New student Alison MacRobbie’s role as Palliative and Community Care Pharmacist for NHS Highland has challenges in serving a large and remote area covering 41% of the landmass of Scotland but only 6% of the population. Populated islands, limited internal transport, and communications infrastructure, and a tourist influx where some areas population may double or treble adds to her large and complex remit where the proportion of elderly people is above the Scottish average.

Alison says : “The demands of the job are constantly increasing and new ways of working, including use of new technology such as telemedicine mean that change is inevitable and learning essential to provide the best services possible.

“Ensuring pharmaceutical care services are delivered equitably and effectively to patients within this remote and rural area remains the biggest challenge, with a small and disparately located team and limited access to community pharmaceutical services for large geographical areas. My work includes everything from ensuring the continuity of access to medicines, identifying in advance potential difficulties with medicines to avoid actual harm, introducing different medical equipment such as new syringe pumps and leading the ‘anticipatory prescribing – just in case’ approach to supporting patients at home towards the end of life.

“I hope that the PhD will enable me to research effective methods of delivering pharmaceutical care to palliative care patients in remote and rural areas.”

Stephen Leedy,who is aFellow of the American Academy of Hospice and Palliative Medicine, welcomes the opportunity to increase research around end of life care, which is an emerging speciality at a time where the ‘baby boomer’ generation is reaching 65+ and the US is facing health care reform.

He said: “ I would say a particular challenge is to the get end of life care recognised as a credible and distinct specialism when 10-15 years ago it didn’t exist. Now we have different rules and certifications yet are relying on inadequate and anecdotal research, because only then can we start to dispel some of the myths that surround end of life care and dying.

“ It’s not widely known that chemotherapy and radiation therapies are available in hospices because there is a belief that you only go to a hospice to die. Misinformation about euthanasia and physician-aided suicide can also worry people unnecessarily and can stop patients and families making the decisions that are best for them.”

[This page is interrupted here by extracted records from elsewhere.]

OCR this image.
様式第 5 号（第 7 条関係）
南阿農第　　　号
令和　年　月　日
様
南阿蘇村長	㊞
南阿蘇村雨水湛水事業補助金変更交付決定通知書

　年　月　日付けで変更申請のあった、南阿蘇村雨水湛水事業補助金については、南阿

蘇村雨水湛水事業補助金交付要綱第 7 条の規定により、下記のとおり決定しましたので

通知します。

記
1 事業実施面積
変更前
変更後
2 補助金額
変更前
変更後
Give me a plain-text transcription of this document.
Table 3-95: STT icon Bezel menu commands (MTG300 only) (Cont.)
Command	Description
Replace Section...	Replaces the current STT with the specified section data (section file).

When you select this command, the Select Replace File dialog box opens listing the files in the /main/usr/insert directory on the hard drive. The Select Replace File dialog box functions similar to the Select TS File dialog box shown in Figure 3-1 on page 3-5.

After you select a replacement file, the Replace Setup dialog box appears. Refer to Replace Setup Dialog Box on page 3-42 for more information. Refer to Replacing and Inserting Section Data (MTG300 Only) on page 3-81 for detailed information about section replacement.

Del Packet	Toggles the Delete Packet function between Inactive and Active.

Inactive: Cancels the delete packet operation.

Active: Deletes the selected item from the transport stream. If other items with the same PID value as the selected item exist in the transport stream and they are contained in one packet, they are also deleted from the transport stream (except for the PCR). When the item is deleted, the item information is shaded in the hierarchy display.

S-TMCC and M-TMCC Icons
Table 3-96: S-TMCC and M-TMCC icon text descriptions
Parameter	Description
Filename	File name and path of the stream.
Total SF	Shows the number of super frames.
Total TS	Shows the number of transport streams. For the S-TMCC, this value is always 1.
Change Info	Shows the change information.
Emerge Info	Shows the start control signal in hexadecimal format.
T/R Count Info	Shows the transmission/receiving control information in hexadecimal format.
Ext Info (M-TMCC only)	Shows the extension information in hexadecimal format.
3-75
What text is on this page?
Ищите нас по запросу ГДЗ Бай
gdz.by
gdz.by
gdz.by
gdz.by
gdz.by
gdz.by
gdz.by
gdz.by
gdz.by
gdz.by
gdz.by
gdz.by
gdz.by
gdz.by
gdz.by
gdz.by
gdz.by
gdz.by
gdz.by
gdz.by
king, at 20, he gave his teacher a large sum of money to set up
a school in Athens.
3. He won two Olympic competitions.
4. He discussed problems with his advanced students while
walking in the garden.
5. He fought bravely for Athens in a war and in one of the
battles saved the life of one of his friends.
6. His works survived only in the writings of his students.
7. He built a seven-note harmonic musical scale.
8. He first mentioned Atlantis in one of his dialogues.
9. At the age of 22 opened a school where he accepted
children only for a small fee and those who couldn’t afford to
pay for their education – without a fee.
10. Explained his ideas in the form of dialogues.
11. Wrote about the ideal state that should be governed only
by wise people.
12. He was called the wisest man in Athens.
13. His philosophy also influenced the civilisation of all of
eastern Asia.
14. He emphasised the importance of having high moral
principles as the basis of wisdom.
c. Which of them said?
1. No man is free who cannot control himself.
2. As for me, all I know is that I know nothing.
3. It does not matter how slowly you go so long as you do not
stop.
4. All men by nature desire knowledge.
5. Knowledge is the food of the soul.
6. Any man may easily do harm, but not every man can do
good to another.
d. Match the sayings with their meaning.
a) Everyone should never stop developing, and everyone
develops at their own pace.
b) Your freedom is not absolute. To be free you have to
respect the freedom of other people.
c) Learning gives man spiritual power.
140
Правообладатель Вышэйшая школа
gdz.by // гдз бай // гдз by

Shirley Otis Green, the only clinical social worker on the PhD also recognises the need for more research into end of life care.

She said: “ The international element of this PhD is really important as we absorb and build on best practice around the world.

“My work focuses upon enhancing quality-of-life, palliative care, bereavement support services, and developing integrated symptom management models, with a special emphasis upon underserved populations.

“Planning care with individuals and families and helping families to make choices for their loved ones which they don’t later regret can reduce the stress they feel and make the difference between a terrible experience and one, which although unwanted, can be positive.”

The PhD students will benefit from Lancaster’s reputation for leading the field in end-of-life care research through its International Observatory on End of Life Care. Four years ago Professor Sheila Payne became the UK’s first professor of Hospice Studies, a post supported by the national charity Help the Hospices. This was followed by the appointment of Professor Mike Bennett, who took up the new post of consultant and professor of palliative medicine- a joint appointment between Lancaster University and St John’s Hospice.

Dame Barbara Monroe, Chief Executive of the flagship St Christopher’s Hospice in London and internationally recognised leader in promoting services for families and children facing bereavement, is an honorary professor at the Observatory, and will be teaching on the new Doctorate.

Lancaster will launch two other health related Doctoral courses in 2011, a Doctorate in Public Health, directed by Dr Paula Holland and a Doctorate in Organisational health and Wellbeing , directed by Professor Sue Cartwright.